Martin Splitt from the Google Search Relations team said on Twitter that if a page is indexed that means it was rendered. He added that page refreshes are also fully rendered by Google when indexed.
He wrote on Twitter, “If it (a page) gets indexed, it was rendered. All pages (minus the obviously problematic ones, like 4xx/5xx etc) get rendered.” He said this is also for when Google refreshes the page in its index.
Here are those tweets:
From @patrickstox ‘s presentation:
Myth: Weeks To Render:
• All pages go through the renderer.
• The average wait time is 5 sec according to Google’s Martin Splitt.
• The 90th percentile is minutes, not weeks.
• Probably comes from pages not being prioritized for crawling.— Mike Blazer 🇺🇦 (@MikeBlazerX) August 28, 2023
Bullet point 1 is taken out of context here. If it gets indexed, it was rendered. All pages (minus the obviously problematic ones, like 4xx/5xx etc) get rendered.

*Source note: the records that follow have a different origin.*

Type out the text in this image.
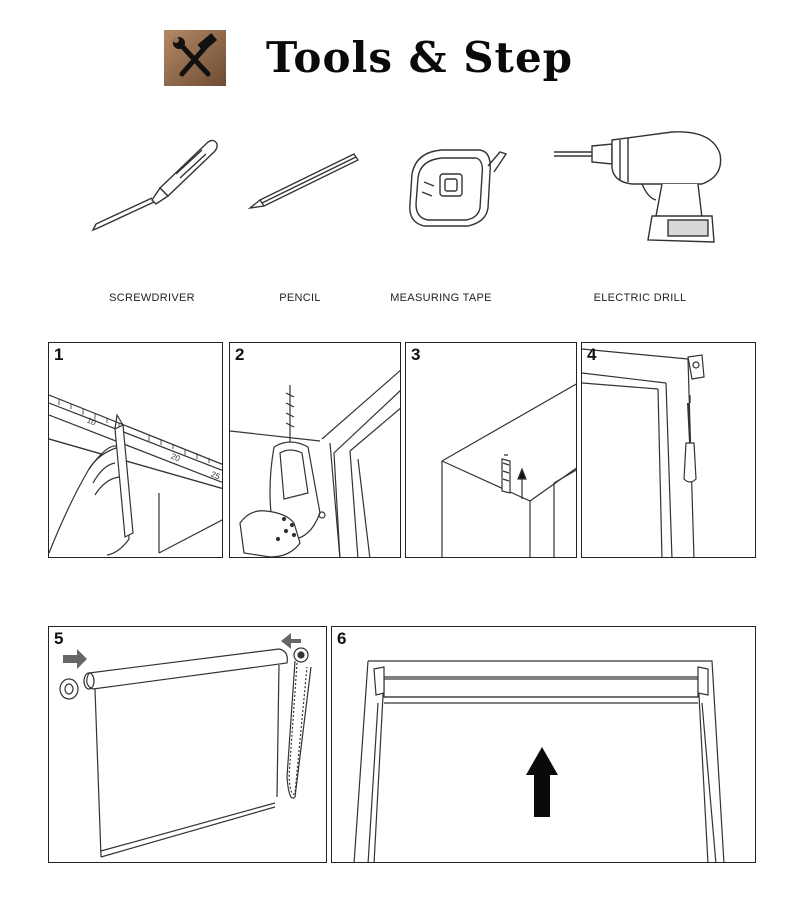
Tools & Step
SCREWDRIVER	PENCIL	MEASURING TAPE	ELECTRIC DRILL
10
20
25
1	2	3	4
5	6
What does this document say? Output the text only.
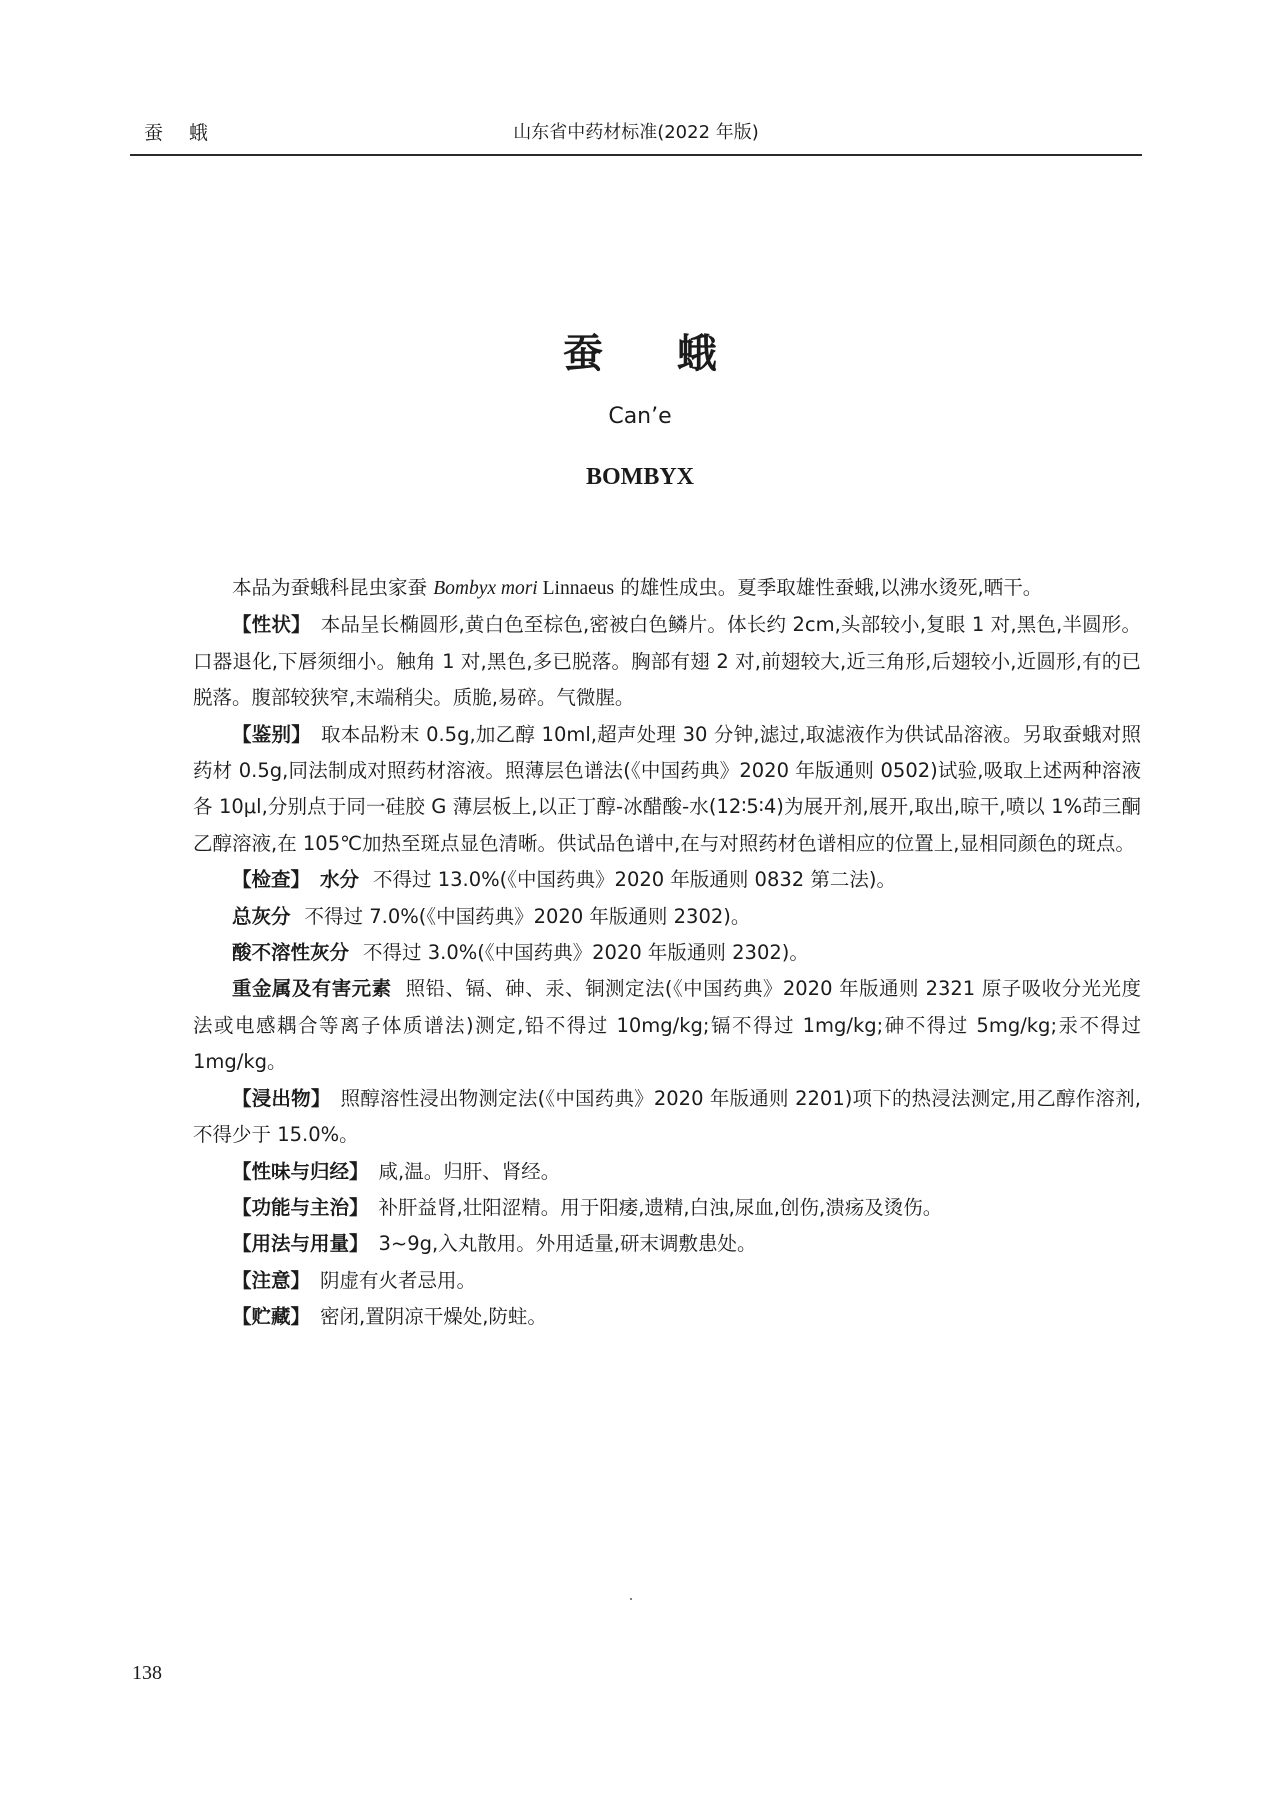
蚕 蛾	山东省中药材标准(2022 年版)
蚕 蛾
Can’e
BOMBYX

本品为蚕蛾科昆虫家蚕 Bombyx mori Linnaeus 的雄性成虫。夏季取雄性蚕蛾,以沸水烫死,晒干。

【性状】 本品呈长椭圆形,黄白色至棕色,密被白色鳞片。体长约 2cm,头部较小,复眼 1 对,黑色,半圆形。口器退化,下唇须细小。触角 1 对,黑色,多已脱落。胸部有翅 2 对,前翅较大,近三角形,后翅较小,近圆形,有的已脱落。腹部较狭窄,末端稍尖。质脆,易碎。气微腥。

【鉴别】 取本品粉末 0.5g,加乙醇 10ml,超声处理 30 分钟,滤过,取滤液作为供试品溶液。另取蚕蛾对照药材 0.5g,同法制成对照药材溶液。照薄层色谱法(《中国药典》2020 年版通则 0502)试验,吸取上述两种溶液各 10μl,分别点于同一硅胶 G 薄层板上,以正丁醇-冰醋酸-水(12∶5∶4)为展开剂,展开,取出,晾干,喷以 1%茚三酮乙醇溶液,在 105℃加热至斑点显色清晰。供试品色谱中,在与对照药材色谱相应的位置上,显相同颜色的斑点。

【检查】 水分 不得过 13.0%(《中国药典》2020 年版通则 0832 第二法)。

总灰分 不得过 7.0%(《中国药典》2020 年版通则 2302)。

酸不溶性灰分 不得过 3.0%(《中国药典》2020 年版通则 2302)。

重金属及有害元素 照铅、镉、砷、汞、铜测定法(《中国药典》2020 年版通则 2321 原子吸收分光光度法或电感耦合等离子体质谱法)测定,铅不得过 10mg/kg;镉不得过 1mg/kg;砷不得过 5mg/kg;汞不得过 1mg/kg。

【浸出物】 照醇溶性浸出物测定法(《中国药典》2020 年版通则 2201)项下的热浸法测定,用乙醇作溶剂,不得少于 15.0%。

【性味与归经】 咸,温。归肝、肾经。

【功能与主治】 补肝益肾,壮阳涩精。用于阳痿,遗精,白浊,尿血,创伤,溃疡及烫伤。

【用法与用量】 3~9g,入丸散用。外用适量,研末调敷患处。

【注意】 阴虚有火者忌用。

【贮藏】 密闭,置阴凉干燥处,防蛀。

138
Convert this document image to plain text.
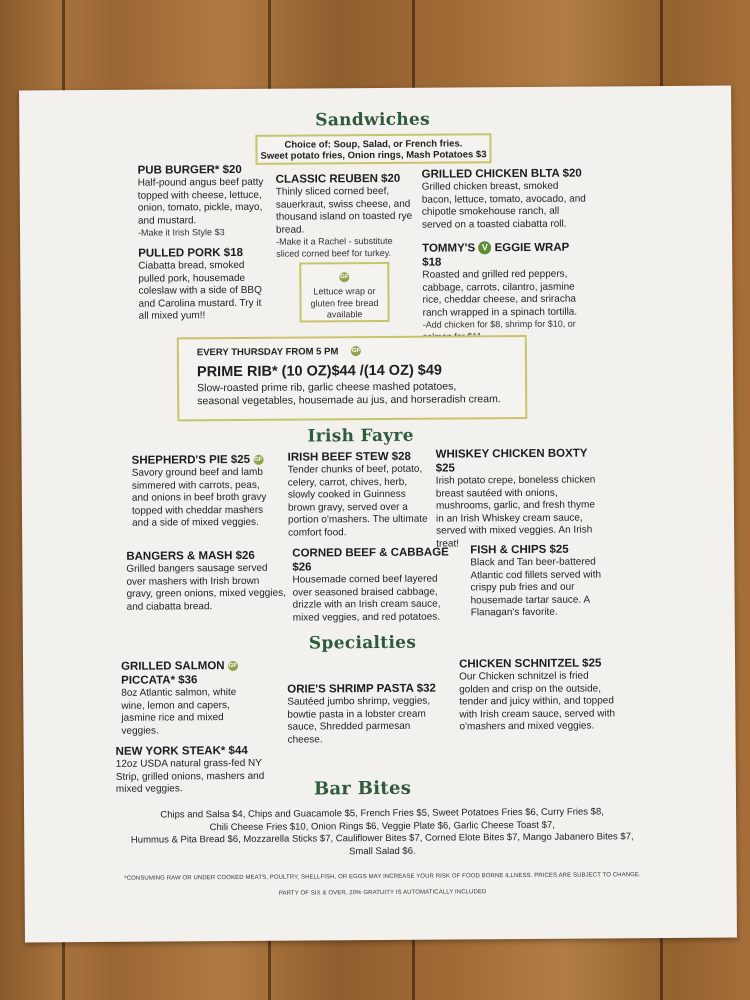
Sandwiches
Choice of: Soup, Salad, or French fries.
Sweet potato fries, Onion rings, Mash Potatoes $3
PUB BURGER* $20
Half-pound angus beef patty topped with cheese, lettuce, onion, tomato, pickle, mayo, and mustard.
-Make it Irish Style $3
CLASSIC REUBEN $20
Thinly sliced corned beef, sauerkraut, swiss cheese, and thousand island on toasted rye bread.
-Make it a Rachel - substitute sliced corned beef for turkey.
GRILLED CHICKEN BLTA $20
Grilled chicken breast, smoked bacon, lettuce, tomato, avocado, and chipotle smokehouse ranch, all served on a toasted ciabatta roll.
PULLED PORK $18
Ciabatta bread, smoked pulled pork, housemade coleslaw with a side of BBQ and Carolina mustard. Try it all mixed yum!!
GF
Lettuce wrap or
gluten free bread
available
TOMMY'S V EGGIE WRAP $18
Roasted and grilled red peppers, cabbage, carrots, cilantro, jasmine rice, cheddar cheese, and sriracha ranch wrapped in a spinach tortilla.
-Add chicken for $8, shrimp for $10, or
EVERY THURSDAY FROM 5 PM GF
PRIME RIB* (10 OZ)$44 /(14 OZ) $49
Slow-roasted prime rib, garlic cheese mashed potatoes,
seasonal vegetables, housemade au jus, and horseradish cream.
Irish Fayre
SHEPHERD'S PIE $25 GF
Savory ground beef and lamb simmered with carrots, peas, and onions in beef broth gravy topped with cheddar mashers and a side of mixed veggies.
IRISH BEEF STEW $28
Tender chunks of beef, potato, celery, carrot, chives, herb, slowly cooked in Guinness brown gravy, served over a portion o'mashers. The ultimate comfort food.
WHISKEY CHICKEN BOXTY $25
Irish potato crepe, boneless chicken breast sautéed with onions, mushrooms, garlic, and fresh thyme in an Irish Whiskey cream sauce, served with mixed veggies. An Irish treat!
BANGERS & MASH $26
Grilled bangers sausage served over mashers with Irish brown gravy, green onions, mixed veggies, and ciabatta bread.
CORNED BEEF & CABBAGE $26
Housemade corned beef layered over seasoned braised cabbage, drizzle with an Irish cream sauce, mixed veggies, and red potatoes.
FISH & CHIPS $25
Black and Tan beer-battered Atlantic cod fillets served with crispy pub fries and our housemade tartar sauce. A Flanagan's favorite.
Specialties
GRILLED SALMON GF
PICCATA* $36
8oz Atlantic salmon, white wine, lemon and capers, jasmine rice and mixed veggies.
ORIE'S SHRIMP PASTA $32
Sautéed jumbo shrimp, veggies, bowtie pasta in a lobster cream sauce, Shredded parmesan cheese.
CHICKEN SCHNITZEL $25
Our Chicken schnitzel is fried golden and crisp on the outside, tender and juicy within, and topped with Irish cream sauce, served with o'mashers and mixed veggies.
NEW YORK STEAK* $44
12oz USDA natural grass-fed NY Strip, grilled onions, mashers and mixed veggies.	Bar Bites
Chips and Salsa $4, Chips and Guacamole $5, French Fries $5, Sweet Potatoes Fries $6, Curry Fries $8,
Chili Cheese Fries $10, Onion Rings $6, Veggie Plate $6, Garlic Cheese Toast $7,
Hummus & Pita Bread $6, Mozzarella Sticks $7, Cauliflower Bites $7, Corned Elote Bites $7, Mango Jabanero Bites $7,
Small Salad $6.
*CONSUMING RAW OR UNDER COOKED MEATS, POULTRY, SHELLFISH, OR EGGS MAY INCREASE YOUR RISK OF FOOD BORNE ILLNESS. PRICES ARE SUBJECT TO CHANGE.
PARTY OF SIX & OVER, 20% GRATUITY IS AUTOMATICALLY INCLUDED
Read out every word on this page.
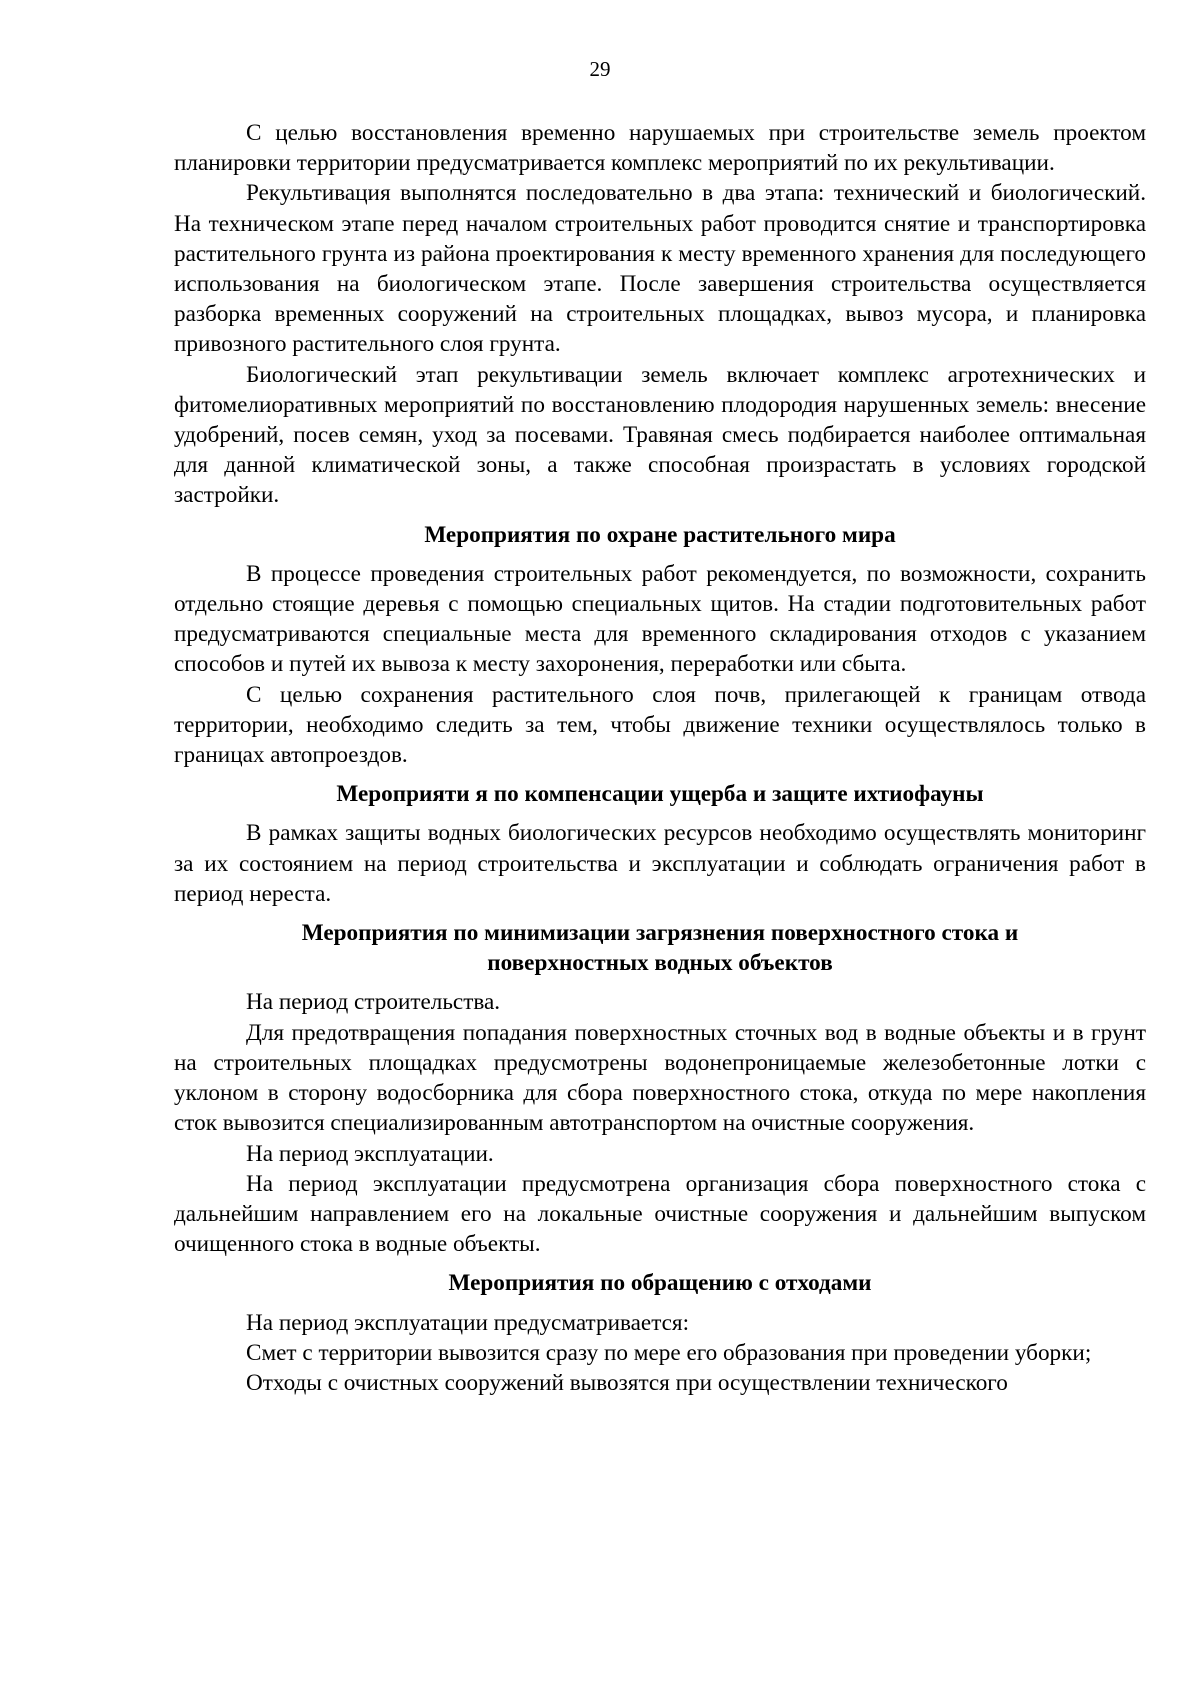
29

С целью восстановления временно нарушаемых при строительстве земель проектом планировки территории предусматривается комплекс мероприятий по их рекультивации.

Рекультивация выполнятся последовательно в два этапа: технический и биологический. На техническом этапе перед началом строительных работ проводится снятие и транспортировка растительного грунта из района проектирования к месту временного хранения для последующего использования на биологическом этапе. После завершения строительства осуществляется разборка временных сооружений на строительных площадках, вывоз мусора, и планировка привозного растительного слоя грунта.

Биологический этап рекультивации земель включает комплекс агротехнических и фитомелиоративных мероприятий по восстановлению плодородия нарушенных земель: внесение удобрений, посев семян, уход за посевами. Травяная смесь подбирается наиболее оптимальная для данной климатической зоны, а также способная произрастать в условиях городской застройки.

Мероприятия по охране растительного мира

В процессе проведения строительных работ рекомендуется, по возможности, сохранить отдельно стоящие деревья с помощью специальных щитов. На стадии подготовительных работ предусматриваются специальные места для временного складирования отходов с указанием способов и путей их вывоза к месту захоронения, переработки или сбыта.

С целью сохранения растительного слоя почв, прилегающей к границам отвода территории, необходимо следить за тем, чтобы движение техники осуществлялось только в границах автопроездов.

Мероприяти я по компенсации ущерба и защите ихтиофауны

В рамках защиты водных биологических ресурсов необходимо осуществлять мониторинг за их состоянием на период строительства и эксплуатации и соблюдать ограничения работ в период нереста.

Мероприятия по минимизации загрязнения поверхностного стока и
поверхностных водных объектов

На период строительства.

Для предотвращения попадания поверхностных сточных вод в водные объекты и в грунт на строительных площадках предусмотрены водонепроницаемые железобетонные лотки с уклоном в сторону водосборника для сбора поверхностного стока, откуда по мере накопления сток вывозится специализированным автотранспортом на очистные сооружения.

На период эксплуатации.

На период эксплуатации предусмотрена организация сбора поверхностного стока с дальнейшим направлением его на локальные очистные сооружения и дальнейшим выпуском очищенного стока в водные объекты.

Мероприятия по обращению с отходами

На период эксплуатации предусматривается:

Смет с территории вывозится сразу по мере его образования при проведении уборки;

Отходы с очистных сооружений вывозятся при осуществлении технического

— Martin Splitt (@g33konaut) August 29, 2023
Yep.
— Martin Splitt (@g33konaut) August 29, 2023
Are there other exceptions outside of 4xx/5xx server status error codes? Well, maybe. Gary Illyes from Google said on occasion Google might index before rendering some news content. But often the time it takes for Google to then render it after it was indexed, is super short and probably not noticeable.